La semaine dernière, le chef de l’administration présidentielle lui-même, Sergueï Filatov, « n’excluait pas », dans l’hebdomadaire Les Nouvelles de Moscou, que tous les téléphones gouvernementaux, et les siens propres, soient désormais « sur écoutes ». « Les services du général Korjakov [le garde du corps de M. Eltsine, devenu le chef de ses services de sécurité] ne font pas partie de mon administration », a-t-il reconnu. C’est pour cela, ajoutait M. Filatov, que « je ne sais rien de son centre analytique », une nouvelle excroissance de l’appareil policier présidentiel, dont les Izvestia avaient révélé l’existence en janvier.

Samedi, des militaires en treillis et masqués semblables aux « barbouzes » envoyés en décembre 1994 par Alexandre Korjakov contre la banque Most (le financier de NTV) ont fait irruption, cette fois-ci, dans un restaurant, loué pour une fête du « tout Moscou » culturo-marginal. « Vous vous amusez pendant que les nôtres se font tuer en Tchétchénie », auraient-ils dit en matraquant les hommes présents, alignés contre le mur. Le même jour, les Izvestia rapportaient le témoignage du général russe Gvadychev, commandant des bases russes en Adjarie (Géorgie), qui a indiqué avoir réussi à s’échapper, début janvier, de l’hôpital militaire de Tbilissi où il était drogué et maintenu de force : il avait eu le tort de refuser de participer à diverses « aventures » organisées par les autorités locales, russes et géorgiennes, de l’armée et des services secrets, notamment de revendre les armes confiées à sa garde. Ses supérieurs étaient protégés, affirme la victime, par leurs « relations étroites avec la direction de la garde du président russe », c’est-à-dire avec le général Korjakov.

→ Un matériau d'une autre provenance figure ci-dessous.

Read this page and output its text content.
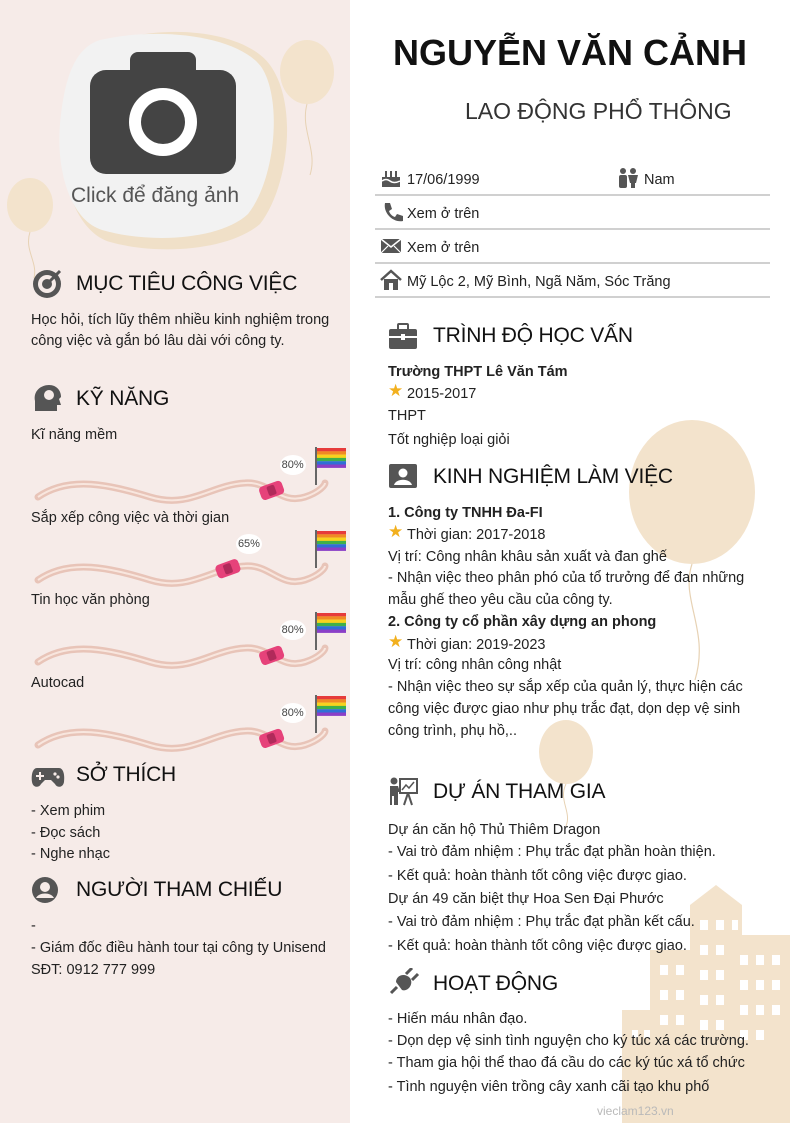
Click để đăng ảnh
MỤC TIÊU CÔNG VIỆC
Học hỏi, tích lũy thêm nhiều kinh nghiệm trong
công việc và gắn bó lâu dài với công ty.
KỸ NĂNG
SỞ THÍCH
- Xem phim
- Đọc sách
- Nghe nhạc
NGƯỜI THAM CHIẾU
-
- Giám đốc điều hành tour tại công ty Unisend
SĐT: 0912 777 999
Kĩ năng mềm
80%
Sắp xếp công việc và thời gian
65%
Tin học văn phòng
80%
Autocad
80%
NGUYỄN VĂN CẢNH
LAO ĐỘNG PHỔ THÔNG
17/06/1999	Nam
Xem ở trên
Xem ở trên
Mỹ Lộc 2, Mỹ Bình, Ngã Năm, Sóc Trăng
TRÌNH ĐỘ HỌC VẤN
Trường THPT Lê Văn Tám
★ 2015-2017
THPT
Tốt nghiệp loại giỏi
KINH NGHIỆM LÀM VIỆC
1. Công ty TNHH Đa-FI
★ Thời gian: 2017-2018
Vị trí: Công nhân khâu sản xuất và đan ghế
- Nhận việc theo phân phó của tổ trưởng để đan những
mẫu ghế theo yêu cầu của công ty.
2. Công ty cổ phần xây dựng an phong
★ Thời gian: 2019-2023
Vị trí: công nhân công nhật
- Nhận việc theo sự sắp xếp của quản lý, thực hiện các
công việc được giao như phụ trắc đạt, dọn dẹp vệ sinh
công trình, phụ hồ,..
DỰ ÁN THAM GIA
Dự án căn hộ Thủ Thiêm Dragon
- Vai trò đảm nhiệm : Phụ trắc đạt phần hoàn thiện.
- Kết quả: hoàn thành tốt công việc được giao.
Dự án 49 căn biệt thự Hoa Sen Đại Phước
- Vai trò đảm nhiệm : Phụ trắc đạt phần kết cấu.
- Kết quả: hoàn thành tốt công việc được giao.
HOẠT ĐỘNG
- Hiến máu nhân đạo.
- Dọn dẹp vệ sinh tình nguyện cho ký túc xá các trường.
- Tham gia hội thể thao đá cầu do các ký túc xá tổ chức
- Tình nguyện viên trồng cây xanh cãi tạo khu phố
vieclam123.vn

Le collègue de ce dernier, le général Barsoukov, chef de la « direction principale de la garde », a entrepris, toujours selon les Izvestia, de faire « bénéficier de ses services » les administrateurs de toutes les régions de la Russie. Tout en s’occupant de choses plus frivoles, comme de réclamer deux dizaines de milliards de roubles au premier ministre pour réaménager un domaine de chasse présidentiel, au sud de Moscou.

INDIGNATION ET DÉGOÛT

Combien de temps « cela » peut-il durer ? Combien de temps un grand pays nucléaire comme la Russie pourra-t-il être dirigé par un président de plus en plus couramment désigné chez lui comme « cet ivrogne» ? Mais l’indignation et le dégoût que ce constat inspire à une bonne moitié du pays ne paraissent pas changer les données de base : la Russie, qui aspirait à retrouver « ordre et discipline » après des années de laisser-faire « démocratique », se laisse transformer, à nouveau, en un Etat policier, capable, semble-t-il, de vivre avec un Boris Eltsine comme président, de même que l’URSS s’accommodait d’un Léonid Brejnev.

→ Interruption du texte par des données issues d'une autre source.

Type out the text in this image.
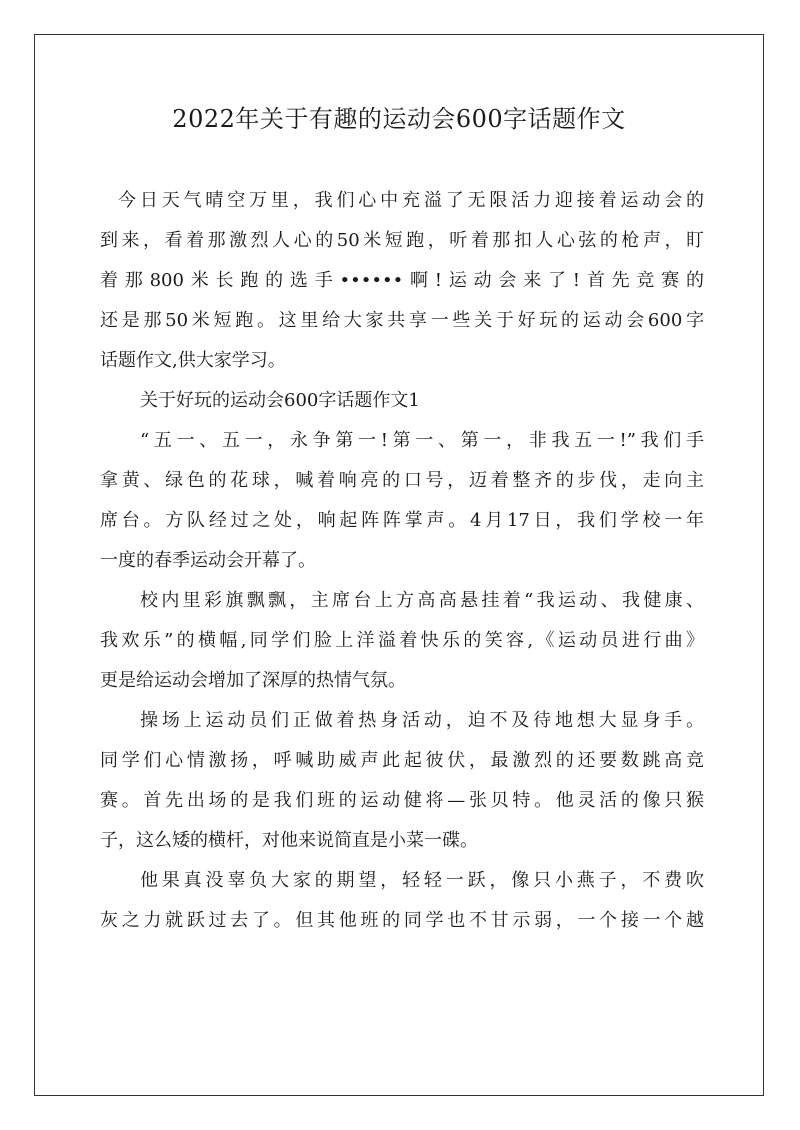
2022年关于有趣的运动会600字话题作文
今日天气晴空万里，我们心中充溢了无限活力迎接着运动会的
到来，看着那激烈人心的50米短跑，听着那扣人心弦的枪声，盯
着那800米长跑的选手••••••啊!运动会来了!首先竞赛的
还是那50米短跑。这里给大家共享一些关于好玩的运动会600字
话题作文,供大家学习。
关于好玩的运动会600字话题作文1
“五一、五一，永争第一!第一、第一，非我五一!”我们手
拿黄、绿色的花球，喊着响亮的口号，迈着整齐的步伐，走向主
席台。方队经过之处，响起阵阵掌声。4月17日，我们学校一年
一度的春季运动会开幕了。
校内里彩旗飘飘，主席台上方高高悬挂着“我运动、我健康、
我欢乐”的横幅,同学们脸上洋溢着快乐的笑容,《运动员进行曲》
更是给运动会增加了深厚的热情气氛。
操场上运动员们正做着热身活动，迫不及待地想大显身手。
同学们心情激扬，呼喊助威声此起彼伏，最激烈的还要数跳高竞
赛。首先出场的是我们班的运动健将—张贝特。他灵活的像只猴
子，这么矮的横杆，对他来说简直是小菜一碟。
他果真没辜负大家的期望，轻轻一跃，像只小燕子，不费吹
灰之力就跃过去了。但其他班的同学也不甘示弱，一个接一个越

La comparaison, lancée dès décembre 1994 par la télévision NTV, est devenue une reflexion courante : « ils » ont bien su maintenir en état pendant des années un Brejnev impotent, « ils » pourront faire la même chose avec M. Eltsine. « Ils » étant les généraux Korjakov et Barsoukov, ainsi que l’ensemble de « l’entourage présidentiel », ceux qui, malgré leurs rivalités, risquent de tout perdre si le régime de M. Eltsine était sérieusement ébranlé.

Mais le renforcement du pouvoir « policier » du régime ne signifie nullement un renforcement tout court de celui-ci. Le fossé qui se creuse avec l’opinion, comme l’ignorance délibérée du pouvoir législatif, peut certes être, théoriquement, comblé par un report des élections, voire une nouvelle manipulation de celles-ci. Mais l’économie ne se laisse pas manipuler de même : les mineurs, une des dernières forces organisées du pays, las de n’être pas payés depuis des mois alors que l’inflation reprend et qu’ils doivent, de plus, envoyer leurs fils mourir en Tchétchénie, menacent déjà de lancer une « grève politique » le 1 mars.